Itcha Ilgachuz Provincial Park is a provincial park in the Chilcotin Country of British Columbia, Canada. The park is 111,977 hectares in size and contains Far Mountain and Mount Downton, its two most prominent peaks.

==History and conservation==
Established in 1995 the park was recommended for protection under the Cariboo-Chilcotin Land-Use Plan, and designated a Class A Park.

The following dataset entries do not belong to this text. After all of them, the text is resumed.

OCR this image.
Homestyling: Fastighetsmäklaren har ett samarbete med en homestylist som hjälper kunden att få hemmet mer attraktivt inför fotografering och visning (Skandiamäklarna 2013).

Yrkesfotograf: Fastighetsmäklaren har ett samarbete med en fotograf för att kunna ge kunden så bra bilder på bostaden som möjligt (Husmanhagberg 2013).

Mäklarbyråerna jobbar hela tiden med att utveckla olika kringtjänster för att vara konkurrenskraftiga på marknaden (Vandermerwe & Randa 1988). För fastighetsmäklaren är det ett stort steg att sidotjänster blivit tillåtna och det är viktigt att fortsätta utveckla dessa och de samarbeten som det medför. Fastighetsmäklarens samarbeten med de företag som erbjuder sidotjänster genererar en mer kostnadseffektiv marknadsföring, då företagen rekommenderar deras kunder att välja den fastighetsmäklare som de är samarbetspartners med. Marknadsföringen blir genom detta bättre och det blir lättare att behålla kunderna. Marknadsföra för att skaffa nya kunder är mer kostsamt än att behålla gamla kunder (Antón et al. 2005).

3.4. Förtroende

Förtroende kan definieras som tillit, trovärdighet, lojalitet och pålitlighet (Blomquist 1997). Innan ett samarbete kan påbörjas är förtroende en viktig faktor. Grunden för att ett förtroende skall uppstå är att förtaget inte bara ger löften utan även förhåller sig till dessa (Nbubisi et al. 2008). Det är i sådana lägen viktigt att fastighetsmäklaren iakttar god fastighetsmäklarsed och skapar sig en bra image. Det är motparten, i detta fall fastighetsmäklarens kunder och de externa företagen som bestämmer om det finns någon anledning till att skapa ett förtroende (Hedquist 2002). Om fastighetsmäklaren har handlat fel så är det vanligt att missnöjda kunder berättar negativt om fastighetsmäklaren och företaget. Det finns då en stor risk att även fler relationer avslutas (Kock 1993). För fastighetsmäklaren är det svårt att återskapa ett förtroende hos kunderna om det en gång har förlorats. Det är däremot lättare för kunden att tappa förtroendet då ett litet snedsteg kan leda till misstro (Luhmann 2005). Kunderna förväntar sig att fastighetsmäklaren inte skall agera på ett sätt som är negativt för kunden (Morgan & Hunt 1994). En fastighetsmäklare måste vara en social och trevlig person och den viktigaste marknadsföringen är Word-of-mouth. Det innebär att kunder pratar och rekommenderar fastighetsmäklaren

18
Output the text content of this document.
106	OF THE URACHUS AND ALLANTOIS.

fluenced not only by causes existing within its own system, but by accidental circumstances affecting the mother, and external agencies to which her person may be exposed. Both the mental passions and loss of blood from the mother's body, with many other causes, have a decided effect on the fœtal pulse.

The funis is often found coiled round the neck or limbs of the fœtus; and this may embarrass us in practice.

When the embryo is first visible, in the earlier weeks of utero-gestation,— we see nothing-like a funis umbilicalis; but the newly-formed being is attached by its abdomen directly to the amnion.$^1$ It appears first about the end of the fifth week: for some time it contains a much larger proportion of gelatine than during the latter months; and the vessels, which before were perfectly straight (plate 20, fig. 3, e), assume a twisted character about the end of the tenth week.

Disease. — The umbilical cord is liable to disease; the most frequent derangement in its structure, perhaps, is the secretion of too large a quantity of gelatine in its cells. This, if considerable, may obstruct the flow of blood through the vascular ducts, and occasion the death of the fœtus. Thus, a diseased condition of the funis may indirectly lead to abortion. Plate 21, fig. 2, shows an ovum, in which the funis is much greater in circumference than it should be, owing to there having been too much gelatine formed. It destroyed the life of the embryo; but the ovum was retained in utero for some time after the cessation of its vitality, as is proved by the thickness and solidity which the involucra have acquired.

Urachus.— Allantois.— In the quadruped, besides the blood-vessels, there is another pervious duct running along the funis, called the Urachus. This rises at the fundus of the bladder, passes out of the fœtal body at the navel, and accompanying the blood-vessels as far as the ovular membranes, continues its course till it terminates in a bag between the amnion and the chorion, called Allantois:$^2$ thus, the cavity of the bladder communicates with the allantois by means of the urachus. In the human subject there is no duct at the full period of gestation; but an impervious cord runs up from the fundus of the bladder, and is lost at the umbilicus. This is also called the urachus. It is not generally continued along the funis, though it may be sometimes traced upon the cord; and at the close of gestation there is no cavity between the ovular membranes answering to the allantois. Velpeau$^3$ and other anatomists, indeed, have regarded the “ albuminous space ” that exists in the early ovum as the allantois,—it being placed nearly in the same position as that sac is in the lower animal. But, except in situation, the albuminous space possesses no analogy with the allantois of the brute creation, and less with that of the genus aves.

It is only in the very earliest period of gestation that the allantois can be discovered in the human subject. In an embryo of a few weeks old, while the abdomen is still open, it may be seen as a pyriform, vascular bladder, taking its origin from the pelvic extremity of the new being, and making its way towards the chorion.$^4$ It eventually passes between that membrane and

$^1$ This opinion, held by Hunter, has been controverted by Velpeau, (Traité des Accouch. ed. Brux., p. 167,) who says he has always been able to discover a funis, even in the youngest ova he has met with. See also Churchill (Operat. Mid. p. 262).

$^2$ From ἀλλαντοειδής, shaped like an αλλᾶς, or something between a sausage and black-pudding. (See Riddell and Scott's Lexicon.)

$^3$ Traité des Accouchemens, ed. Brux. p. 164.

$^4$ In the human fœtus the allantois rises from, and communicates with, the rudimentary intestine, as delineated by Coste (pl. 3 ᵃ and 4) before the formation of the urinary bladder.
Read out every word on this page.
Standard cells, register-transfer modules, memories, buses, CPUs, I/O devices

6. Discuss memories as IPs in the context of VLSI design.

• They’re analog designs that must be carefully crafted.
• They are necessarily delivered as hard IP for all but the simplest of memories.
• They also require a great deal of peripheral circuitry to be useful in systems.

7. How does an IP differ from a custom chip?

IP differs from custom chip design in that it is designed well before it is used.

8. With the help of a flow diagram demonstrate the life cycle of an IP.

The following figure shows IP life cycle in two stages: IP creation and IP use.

Itcha Ilgachuz protects alpine grasslands, wetlands, and wildlife habitat. The Itcha Range and Ilgachuz Range are shield volcanoes that formed 5 and 2.5 million years ago as the North American Plate drifted over the Anahim hotspot. These ranges are situated in the rain shadow of the Coast Mountains, and support a high diversity of plant and animal species including woodland caribou.

==Recreation==
The park has a network of unmaintained trails for hikers or equestrian users. One trail is open to mountain biking. Wilderness backcountry camping and fishing or hunting (with a license) are permitted. Fish habitat is limited by steep terrain, with Itcha Lake supporting populations of rainbow trout and bull trout.

In winter, a network of snowmobile trails and play areas is available that avoids the preferred winter range of the woodland caribou.

==Location==
The park is north of BC Highway 20 near the community of Anahim Lake. There are no roads in the park.